Este é um dos textos que preparei para apresentar na aula pública, que não realizei, para o concurso do Museu Nacional, edital 312, que aconteceu na semana passada, 16-20 de setembro.
É certo que mencionei os Apinajé, onde deveria mencionar Gavião, num comentário entre parênteses citando a presença de Roberto DaMatta, quando falava da pesquisa de Laraia com os Suruí. É certo que não respondi uma das duas questões, pois não havia estudado cultura popular na America, o ponto para cultura popular não tinha uma limitação geográfica, e eu, inexperiente, não contava com a possibilidade de um recorte específico. Certo também é que concorria com duas pessoas que fizeram pesquisas na Colômbia e no Perú. Se estudar para o concurso, no meu caso foi insuficiente, também minhas pesquisas não ajudaram com esse elemento supresa.
Tendo tantas faltas como certas, fui reprovada na primeira prova e conversarei sobre essa questão com o presidente da banca de avaliação no próximo mês. O que será uma satisfação para mim.
Vamos aproveitar, então, publico os textos que escrevi. Estive envolvida com esses textos no último mês, publicar, ainda que de modo tão despretencioso, num blog a ser divulgado entre amigas/os, isso nos faz ganhar fôlego. Minha trajetória continua, e quero fazer o que gosto num espaço com plenas condições para tanto. Continuemos! A vida urge.
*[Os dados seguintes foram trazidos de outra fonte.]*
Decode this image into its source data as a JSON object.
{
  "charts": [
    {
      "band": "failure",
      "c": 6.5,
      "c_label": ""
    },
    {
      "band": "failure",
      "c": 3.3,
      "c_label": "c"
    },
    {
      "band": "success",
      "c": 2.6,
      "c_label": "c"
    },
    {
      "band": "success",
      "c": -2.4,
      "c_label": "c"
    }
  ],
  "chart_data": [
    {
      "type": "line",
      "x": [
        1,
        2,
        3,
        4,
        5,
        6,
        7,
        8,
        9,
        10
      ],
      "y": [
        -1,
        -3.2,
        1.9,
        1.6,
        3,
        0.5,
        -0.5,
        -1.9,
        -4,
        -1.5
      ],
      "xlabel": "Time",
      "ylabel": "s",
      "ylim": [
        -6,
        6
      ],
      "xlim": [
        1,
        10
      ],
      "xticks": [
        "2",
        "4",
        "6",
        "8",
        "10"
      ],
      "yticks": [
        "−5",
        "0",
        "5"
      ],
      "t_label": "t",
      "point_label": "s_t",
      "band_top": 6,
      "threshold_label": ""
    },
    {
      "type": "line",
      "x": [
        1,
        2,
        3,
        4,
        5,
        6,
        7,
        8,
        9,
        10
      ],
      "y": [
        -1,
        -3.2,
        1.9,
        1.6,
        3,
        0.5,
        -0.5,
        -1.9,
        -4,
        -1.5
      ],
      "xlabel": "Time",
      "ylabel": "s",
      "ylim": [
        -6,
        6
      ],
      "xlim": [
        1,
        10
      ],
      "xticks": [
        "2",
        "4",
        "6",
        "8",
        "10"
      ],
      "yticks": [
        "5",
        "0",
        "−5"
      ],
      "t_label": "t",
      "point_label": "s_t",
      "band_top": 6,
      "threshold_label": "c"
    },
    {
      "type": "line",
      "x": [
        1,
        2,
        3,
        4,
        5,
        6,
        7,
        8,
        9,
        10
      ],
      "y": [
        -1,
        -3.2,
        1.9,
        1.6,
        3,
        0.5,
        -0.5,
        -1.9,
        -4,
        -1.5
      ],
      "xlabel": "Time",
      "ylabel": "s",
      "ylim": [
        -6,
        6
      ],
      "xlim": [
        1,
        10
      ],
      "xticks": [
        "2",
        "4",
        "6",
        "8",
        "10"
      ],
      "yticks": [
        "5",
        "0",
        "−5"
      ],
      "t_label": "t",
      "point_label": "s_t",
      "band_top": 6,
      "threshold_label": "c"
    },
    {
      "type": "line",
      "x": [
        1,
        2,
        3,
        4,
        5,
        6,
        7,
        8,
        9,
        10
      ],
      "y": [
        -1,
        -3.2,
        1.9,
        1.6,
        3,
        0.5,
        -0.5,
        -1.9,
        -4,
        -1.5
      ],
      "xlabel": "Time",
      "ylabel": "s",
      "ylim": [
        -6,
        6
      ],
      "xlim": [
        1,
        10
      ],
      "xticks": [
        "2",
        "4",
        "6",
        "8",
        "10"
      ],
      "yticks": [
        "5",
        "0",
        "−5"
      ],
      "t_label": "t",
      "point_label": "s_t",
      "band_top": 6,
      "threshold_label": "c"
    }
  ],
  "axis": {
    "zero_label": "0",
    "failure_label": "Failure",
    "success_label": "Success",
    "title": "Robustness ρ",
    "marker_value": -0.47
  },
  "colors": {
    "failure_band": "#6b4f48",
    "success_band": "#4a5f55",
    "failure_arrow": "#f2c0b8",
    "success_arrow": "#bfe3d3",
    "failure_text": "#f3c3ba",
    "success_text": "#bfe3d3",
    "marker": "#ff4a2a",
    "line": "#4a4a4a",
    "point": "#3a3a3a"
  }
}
Bem, os pontos foram tornando-se cada vez mais interessantes, na medida em que buscava reflexões para cada um deles a partir da ideia de que a antropologia é relação social, política, econômica. Essa orientação para a superação da fronteira sujeito/objeto tem me escolhido para sentir e pensar. Quero dizer que não consigo pensar em antropologia ignorando esse desejo de objetificar nossa produção intelectual a partir de nossos próprios termos, por uma antropologia simétrica, para além de hierarquias e cisões disciplinares.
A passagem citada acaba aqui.